Во время торжественного обеда клетки всех собравшихся сконцентрировались в одном месте, и целью этого союза было испытывать радость и удовольствие. И только спина пребывала в своем обычном положении – отвернувшись. Одна, отдельно от других частей тела и отдельно от всей семьи, которая раздавалась день ото дня, как будто ей вкололи вакцину для потолстения. Одна только мысль, что ей придется пить, есть и веселиться со всеми, возвращала спину в ту жизнь, которой «хватит, нет, ни за что больше». Ворчащей спине, потрепанной жизнью, пришлось сдерживать натиск. Бедлам со всех сторон.

Это не смех, а хохот. Он шлифует спину, получается песок. Она погружается в него, песок расползается. По нему можно ходить. Она может ходить, делает шаг за шагом. Босая, дует ветер. Песок скользит. Она увязает в нем. Хлам навалившихся на нее лет распадается вокруг песком. Пусть поскользнется и оступится, но постепенно она освободится, будет уменьшаться и становиться все легче. Станет такой легкой, что сможет подняться из песка. Как из самадхи. Начнет летать вместе с песчинками. Изо рта у нее вырвутся свистящие звуки, которые будут парить в незнакомом мире, связывая воздух с воздухом.

24

Люди годами не могли наговориться о последнем обеде. Там произошло все, что только могло, и в каждой истории всплывали все новые и новые подробности, поэтому ни одна история не могла дойти до финала. Туда пришли все, и все принимали участие в шумном веселье. Горы из выброшенных глиняных чашек и листьев-тарелок надменно возвышались, озирая окружающих: «Ну разве найдется кто-то повыше?». Отступив перед таким величием, городские службы несколько дней не осмеливались их убрать. Трава, листья, соломинки шуршали так, будто в них застряли осколки песен и танцев, которые поблескивали до сих пор.

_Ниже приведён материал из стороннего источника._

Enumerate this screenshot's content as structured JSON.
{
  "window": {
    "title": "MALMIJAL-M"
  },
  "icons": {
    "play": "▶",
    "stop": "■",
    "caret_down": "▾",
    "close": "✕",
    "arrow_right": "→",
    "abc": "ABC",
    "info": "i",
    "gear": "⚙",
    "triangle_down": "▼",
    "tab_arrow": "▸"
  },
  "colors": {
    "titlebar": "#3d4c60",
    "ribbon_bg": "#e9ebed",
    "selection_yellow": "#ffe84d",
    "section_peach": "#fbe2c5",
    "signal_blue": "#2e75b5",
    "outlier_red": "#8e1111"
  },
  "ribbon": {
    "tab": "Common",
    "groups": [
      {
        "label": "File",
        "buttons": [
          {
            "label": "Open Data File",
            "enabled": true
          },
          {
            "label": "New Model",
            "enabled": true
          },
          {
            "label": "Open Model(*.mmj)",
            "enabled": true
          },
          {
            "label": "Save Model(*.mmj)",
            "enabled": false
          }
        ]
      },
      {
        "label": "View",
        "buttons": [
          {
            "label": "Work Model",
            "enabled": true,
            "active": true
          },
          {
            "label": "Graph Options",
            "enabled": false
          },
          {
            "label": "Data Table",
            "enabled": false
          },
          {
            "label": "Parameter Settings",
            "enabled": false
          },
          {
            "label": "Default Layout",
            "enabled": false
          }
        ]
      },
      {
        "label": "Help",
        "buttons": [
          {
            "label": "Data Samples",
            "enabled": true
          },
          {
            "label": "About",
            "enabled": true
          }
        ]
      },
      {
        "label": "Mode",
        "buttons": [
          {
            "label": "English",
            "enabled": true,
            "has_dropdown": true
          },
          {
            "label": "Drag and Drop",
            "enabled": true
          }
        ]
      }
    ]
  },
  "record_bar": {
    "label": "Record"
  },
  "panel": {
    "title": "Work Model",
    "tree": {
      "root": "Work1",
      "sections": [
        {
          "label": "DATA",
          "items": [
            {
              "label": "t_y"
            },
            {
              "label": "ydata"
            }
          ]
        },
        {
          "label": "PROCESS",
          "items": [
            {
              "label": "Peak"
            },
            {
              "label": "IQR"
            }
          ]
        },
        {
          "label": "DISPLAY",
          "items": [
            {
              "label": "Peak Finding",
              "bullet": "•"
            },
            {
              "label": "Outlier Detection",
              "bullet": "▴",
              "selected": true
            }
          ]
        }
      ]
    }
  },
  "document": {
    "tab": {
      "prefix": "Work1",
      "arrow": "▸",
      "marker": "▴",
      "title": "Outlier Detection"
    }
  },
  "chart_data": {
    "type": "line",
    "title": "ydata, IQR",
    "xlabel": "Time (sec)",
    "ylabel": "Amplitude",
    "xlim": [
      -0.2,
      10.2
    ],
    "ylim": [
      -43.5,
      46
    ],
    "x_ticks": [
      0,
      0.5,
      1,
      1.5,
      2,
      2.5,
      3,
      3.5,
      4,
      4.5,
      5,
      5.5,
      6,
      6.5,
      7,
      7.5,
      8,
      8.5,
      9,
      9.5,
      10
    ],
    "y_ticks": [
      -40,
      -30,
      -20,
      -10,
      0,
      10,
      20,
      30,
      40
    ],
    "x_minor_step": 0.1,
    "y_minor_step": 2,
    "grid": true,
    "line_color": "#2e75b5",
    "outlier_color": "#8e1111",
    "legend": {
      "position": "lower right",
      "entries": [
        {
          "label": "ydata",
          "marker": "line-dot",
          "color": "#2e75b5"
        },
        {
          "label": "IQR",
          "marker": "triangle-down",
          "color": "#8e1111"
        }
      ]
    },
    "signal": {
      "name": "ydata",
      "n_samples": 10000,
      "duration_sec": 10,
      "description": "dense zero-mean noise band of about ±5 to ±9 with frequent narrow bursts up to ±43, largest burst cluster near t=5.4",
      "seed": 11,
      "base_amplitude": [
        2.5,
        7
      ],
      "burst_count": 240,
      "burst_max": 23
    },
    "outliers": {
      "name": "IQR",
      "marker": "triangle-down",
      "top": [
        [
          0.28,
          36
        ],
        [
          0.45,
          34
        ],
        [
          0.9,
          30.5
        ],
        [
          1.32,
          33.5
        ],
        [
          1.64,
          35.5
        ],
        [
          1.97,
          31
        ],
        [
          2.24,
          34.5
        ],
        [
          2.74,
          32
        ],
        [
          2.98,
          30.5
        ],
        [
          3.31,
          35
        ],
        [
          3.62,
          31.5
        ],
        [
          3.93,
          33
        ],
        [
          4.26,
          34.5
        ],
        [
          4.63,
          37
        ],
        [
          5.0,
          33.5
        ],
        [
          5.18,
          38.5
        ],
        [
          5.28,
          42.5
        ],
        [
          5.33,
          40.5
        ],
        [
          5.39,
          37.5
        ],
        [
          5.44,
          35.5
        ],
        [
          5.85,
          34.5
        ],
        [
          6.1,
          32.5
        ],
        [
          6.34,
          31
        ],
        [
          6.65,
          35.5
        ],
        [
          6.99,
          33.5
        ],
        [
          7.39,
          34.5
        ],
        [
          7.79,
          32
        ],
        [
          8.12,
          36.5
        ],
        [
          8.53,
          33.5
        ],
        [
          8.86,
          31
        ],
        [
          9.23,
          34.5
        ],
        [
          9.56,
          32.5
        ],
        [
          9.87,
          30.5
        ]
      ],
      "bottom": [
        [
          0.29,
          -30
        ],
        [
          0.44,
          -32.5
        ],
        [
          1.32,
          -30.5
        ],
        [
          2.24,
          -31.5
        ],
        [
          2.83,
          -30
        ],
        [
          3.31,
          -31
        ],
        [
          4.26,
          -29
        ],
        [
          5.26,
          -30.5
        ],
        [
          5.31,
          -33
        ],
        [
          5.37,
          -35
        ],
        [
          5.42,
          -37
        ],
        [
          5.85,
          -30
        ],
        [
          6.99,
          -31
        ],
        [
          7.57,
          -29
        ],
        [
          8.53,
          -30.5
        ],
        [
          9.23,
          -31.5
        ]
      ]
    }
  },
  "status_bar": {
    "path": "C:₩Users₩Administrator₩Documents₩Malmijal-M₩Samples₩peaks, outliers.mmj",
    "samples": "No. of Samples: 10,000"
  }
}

Но после торжества началась другая суета. Праздничный прием похож на свадьбу. А это был прием в честь ухода чиновника в отставку – всем свадьбам свадьба. Можно сказать, что по окончании вечеринки все выглядело так, как после ухода жениха и невесты. Кружатся метлы, шатры и навесы складывают, беседки разбирают, взятые напрокат стулья-укра-шения-коврики закидывают в грузовики, чтобы вернуть обратно. И поднимается новая волна беспокойства, сопровождаемая плачами, венчающими свадьбу. Все ритуалы закончены, и пришло время покинуть дом, где проходило торжество, чтобы отправиться в более скромное жилище.

Так, после прощального обеда дом Старшего начал пустеть, и его заполнили снующие рабочие. Клочьями поднималась пыль – вещи упаковывали в коробки, перевязывали и зашивали в мешки.

Старая надежная гвардия – Вилас Рам, Кантхе Рам, Рупа, Сушила, их дети и прочие – собрались сейчас, чтобы приглядеть за пришлыми рабочими: как бы не поцарапали, не ударили, не уронили на полпути. Все были с ног до головы в пыли и опилках под строгим надзором Старшего и его жены.

Это не было вечеринкой, но разносили чай и завтрак, ревел двигатель и гремели колеса, горячие закуски, холодная благодарность – и среди всего этого снова поднимался шум ветра.

Не так просто втиснуть один дом в другой. Что взять, а что оставить? Случилось то, что должно было, ведь, какими бы уникальными мы себя ни считали, мы такие же, как все. Муж и жена перешли на повышенные тона. Был на то повод, не было или было что-то другое, но не осталось ни одного переулка-закоулка, где бы эхом ни отдавался лязг их голосов. Если один велит завернуть картину, фотографию в рамке, кожаное сиденье, которое называется «пуф», или вазу, украшенную резьбой, другая напоминает: «А когда Сид и его брат были маленькими, они все время просили ночью воды, но вы не просыпались». Один говорит, надо бы забрать мусорные ведра, половые коврики и шкаф для обуви, и тут же вскрывается свадебный обман: бриллиантовые украшения, которые Старший вручил с такой помпой, оказались старыми и поношенными: да-да, она показывала ювелиру, тогда-то все и выяснилось – как же стыдно ей было.